Dr. Francis Odeke, the Serere District Health Officer, says that they have continued to register many malaria cases in health facilities across the district even after IRS. He says that malaria cases in Akoboi Parish in Atiira Sub County almost became a pandemic last month that stretched health systems in the district.
Indoor residual spray in Serere (Courtsy Photo).

Audio 1

The Indoor Residual Spray-IRS conducted by the Ministry of Health to control malaria cases in Serere district has had very little impact according to health authorities. Serere district had its second IRS in April this year, which covered 98.9 percent of the households.

The district used Fludora Fusion insecticide.
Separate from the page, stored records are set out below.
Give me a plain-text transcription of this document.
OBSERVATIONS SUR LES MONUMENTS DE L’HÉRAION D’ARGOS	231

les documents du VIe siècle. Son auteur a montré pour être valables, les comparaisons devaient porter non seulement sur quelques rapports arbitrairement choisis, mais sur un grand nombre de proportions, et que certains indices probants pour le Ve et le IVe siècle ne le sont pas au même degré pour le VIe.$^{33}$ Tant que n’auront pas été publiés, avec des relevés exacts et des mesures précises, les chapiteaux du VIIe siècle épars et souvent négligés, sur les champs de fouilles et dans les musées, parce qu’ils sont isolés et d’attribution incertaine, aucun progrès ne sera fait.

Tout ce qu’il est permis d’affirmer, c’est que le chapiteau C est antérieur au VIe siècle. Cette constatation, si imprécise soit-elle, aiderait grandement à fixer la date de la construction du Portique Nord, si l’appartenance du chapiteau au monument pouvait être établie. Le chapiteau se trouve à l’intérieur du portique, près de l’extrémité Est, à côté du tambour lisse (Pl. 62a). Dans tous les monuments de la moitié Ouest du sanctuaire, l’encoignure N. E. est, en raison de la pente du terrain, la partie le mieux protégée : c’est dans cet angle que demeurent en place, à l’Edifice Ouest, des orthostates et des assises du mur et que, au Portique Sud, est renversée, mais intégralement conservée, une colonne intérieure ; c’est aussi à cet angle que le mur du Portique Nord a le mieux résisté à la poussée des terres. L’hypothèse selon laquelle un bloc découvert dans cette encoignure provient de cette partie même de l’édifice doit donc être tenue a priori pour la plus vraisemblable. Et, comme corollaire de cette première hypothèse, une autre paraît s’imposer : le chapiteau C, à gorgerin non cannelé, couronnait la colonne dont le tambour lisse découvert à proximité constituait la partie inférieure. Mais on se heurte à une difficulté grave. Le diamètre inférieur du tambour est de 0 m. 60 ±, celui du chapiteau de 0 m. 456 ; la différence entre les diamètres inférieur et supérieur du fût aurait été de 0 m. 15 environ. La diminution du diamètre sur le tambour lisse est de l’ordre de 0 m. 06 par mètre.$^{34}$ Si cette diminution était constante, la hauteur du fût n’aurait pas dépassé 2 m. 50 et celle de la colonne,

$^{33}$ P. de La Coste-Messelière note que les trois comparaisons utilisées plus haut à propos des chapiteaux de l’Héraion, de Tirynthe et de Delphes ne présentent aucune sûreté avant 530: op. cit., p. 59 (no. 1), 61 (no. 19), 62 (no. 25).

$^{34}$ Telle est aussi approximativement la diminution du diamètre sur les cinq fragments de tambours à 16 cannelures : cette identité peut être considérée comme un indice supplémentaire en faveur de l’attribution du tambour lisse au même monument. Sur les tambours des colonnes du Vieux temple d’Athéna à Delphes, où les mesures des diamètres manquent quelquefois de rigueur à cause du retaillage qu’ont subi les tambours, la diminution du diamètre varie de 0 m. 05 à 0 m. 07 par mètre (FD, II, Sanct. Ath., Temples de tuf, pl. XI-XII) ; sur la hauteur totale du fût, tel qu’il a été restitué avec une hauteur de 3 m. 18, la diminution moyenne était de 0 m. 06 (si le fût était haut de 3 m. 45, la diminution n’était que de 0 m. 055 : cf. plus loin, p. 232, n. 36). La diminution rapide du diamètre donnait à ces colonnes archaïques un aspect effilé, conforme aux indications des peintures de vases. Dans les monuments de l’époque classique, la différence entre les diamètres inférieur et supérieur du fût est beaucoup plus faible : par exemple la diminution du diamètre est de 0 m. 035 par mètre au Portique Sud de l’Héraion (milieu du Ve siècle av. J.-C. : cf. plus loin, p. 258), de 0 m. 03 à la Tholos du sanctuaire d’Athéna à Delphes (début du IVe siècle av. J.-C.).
Actellic chemical was used in the first Indoor Residual Spray exercise. Dr. Francis Odeke, the Serere District Health Officer, says that they have continued to register many malaria cases in health facilities across the district even after IRS. 

He says that malaria cases in Akoboi Parish in Atiira Sub County almost became a pandemic last month that stretched health systems in the district. Dr. Odeke told our reporter that on average, Serere HC1IV alone receives between 20-30 malaria cases daily. This is similar or worse than the number of malaria cases recorded before the IRS. 
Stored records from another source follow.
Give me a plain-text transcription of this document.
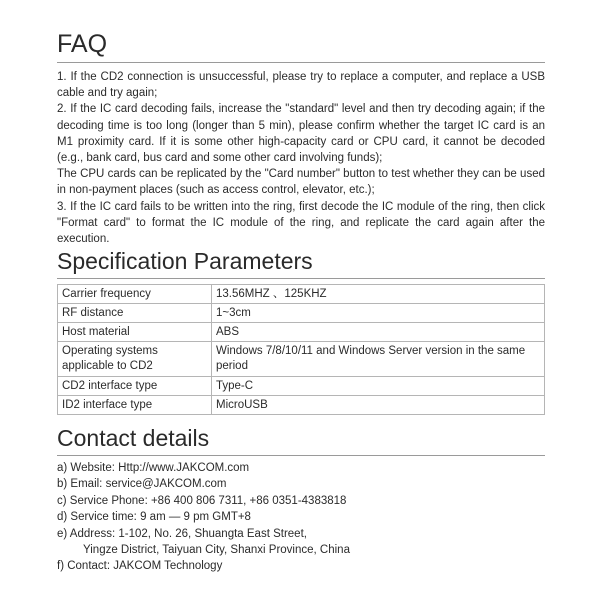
FAQ

1. If the CD2 connection is unsuccessful, please try to replace a computer, and replace a USB cable and try again;

2. If the IC card decoding fails, increase the "standard" level and then try decoding again; if the decoding time is too long (longer than 5 min), please confirm whether the target IC card is an M1 proximity card. If it is some other high-capacity card or CPU card, it cannot be decoded (e.g., bank card, bus card and some other card involving funds);

The CPU cards can be replicated by the "Card number" button to test whether they can be used in non-payment places (such as access control, elevator, etc.);

3. If the IC card fails to be written into the ring, first decode the IC module of the ring, then click "Format card" to format the IC module of the ring, and replicate the card again after the execution.

Specification Parameters
Carrier frequency	13.56MHZ 、125KHZ
RF distance	1~3cm
Host material	ABS
Operating systems applicable to CD2	Windows 7/8/10/11 and Windows Server version in the same period
CD2 interface type	Type-C
ID2 interface type	MicroUSB
Contact details
a) Website: Http://www.JAKCOM.com
b) Email: service@JAKCOM.com
c) Service Phone: +86 400 806 7311, +86 0351-4383818
d) Service time: 9 am — 9 pm GMT+8
e) Address: 1-102, No. 26, Shuangta East Street,
Yingze District, Taiyuan City, Shanxi Province, China
f) Contact: JAKCOM Technology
He says that a team of scientists is conducting investigations to establish factors responsible for high malaria prevalence even after the spraying exercise.
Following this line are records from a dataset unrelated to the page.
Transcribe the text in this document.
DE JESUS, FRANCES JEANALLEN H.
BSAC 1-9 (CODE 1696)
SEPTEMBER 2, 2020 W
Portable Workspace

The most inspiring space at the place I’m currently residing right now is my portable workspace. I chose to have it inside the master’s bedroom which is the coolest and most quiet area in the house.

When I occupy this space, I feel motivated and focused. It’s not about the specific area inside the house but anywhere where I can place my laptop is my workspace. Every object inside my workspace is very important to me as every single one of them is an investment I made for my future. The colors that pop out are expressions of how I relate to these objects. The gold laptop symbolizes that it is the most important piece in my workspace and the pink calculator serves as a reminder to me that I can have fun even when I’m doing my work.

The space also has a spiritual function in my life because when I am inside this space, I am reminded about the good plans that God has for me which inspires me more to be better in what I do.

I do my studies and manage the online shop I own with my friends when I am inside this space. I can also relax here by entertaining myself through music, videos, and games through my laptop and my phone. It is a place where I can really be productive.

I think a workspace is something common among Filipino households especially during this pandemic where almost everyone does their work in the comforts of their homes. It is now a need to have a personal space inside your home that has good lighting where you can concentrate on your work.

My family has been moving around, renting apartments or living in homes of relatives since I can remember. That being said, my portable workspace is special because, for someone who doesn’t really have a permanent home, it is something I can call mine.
//Cue in “Before the spray…  

Cue out…trying to investigate,”//

 

Serere is among the 14 districts where the Ministry of Health in partnership with the United States Agency for International Development- USAID spearheaded IRS. The district is surrounded by Lake Kyoga, whose banks have continued to burst, giving room for mosquitoes to breed. Joyce Akello, a resident of Abola village in Bugondo Sub County, says that the mosquitoes are now uncontrollable.

“These days, by 7:00 pm, you cannot stay outside the mosquito net”, she said. The mother of three says that she treats her children almost twice every month for malaria. Malaria is the leading cause of sickness and death in Uganda and accounts for 30 to 60 percent of outpatient visits and 15- 20 percent of hospital admissions, which puts a huge burden on the Ugandan health system. 

IRS is a five-year project that started in 2018 ending in 2022. Besides IRS, the government has been distributing long-lasting insecticide mosquito nets to almost all households in Uganda with Serere and other districts benefitting more than twice.